Par ailleurs, le parti pris de la réalisation scénographique penchera du côté de la bande dessinée plutôt que de celui du réalisme ; ce qui aura pour conséquence de placer les comédiens dans une certaine fébrilité de type cinéma muet et ainsi de susciter une atmosphère similaire à celle des Max brothers.

Daniel Colas s’est ainsi orienté vers une réalisation délibérément différente de son « Hollywood » et c’est donc dans une perspective davantage ludique que paranoïaque que ses personnages semblent interagir en mettant en valeur leur subjectivité respective totalement contre-performante.

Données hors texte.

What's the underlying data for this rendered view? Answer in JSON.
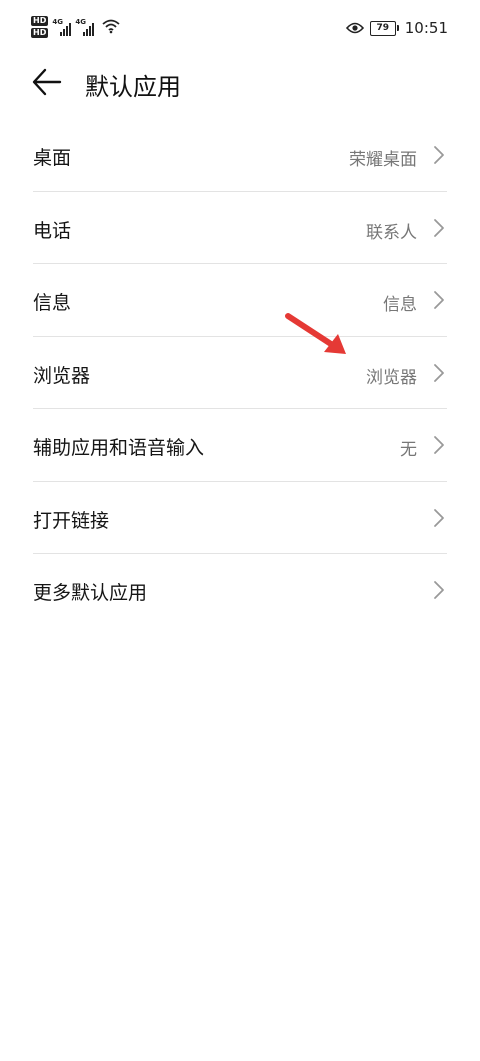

Lorànt Deutsch compose un scénariste hypocondriaque, excédé dès qu’il est envisagé de retoucher à son écriture ; Jérôme Anger un producteur toujours prêt à se dénier afin de perpétuer son train de vie ; Vincent Winterhalter l’acteur quasiment « has been » mais qui n’a rien vu venir.

Par ailleurs, adulescent attardé, celui-ci se laisse aisément cornaquer par Solange, sa mère pathologiquement égocentrique alors que Sabine, à la recherche d’une harmonie familiale, stigmatise les réactions velléitaires de Pierre.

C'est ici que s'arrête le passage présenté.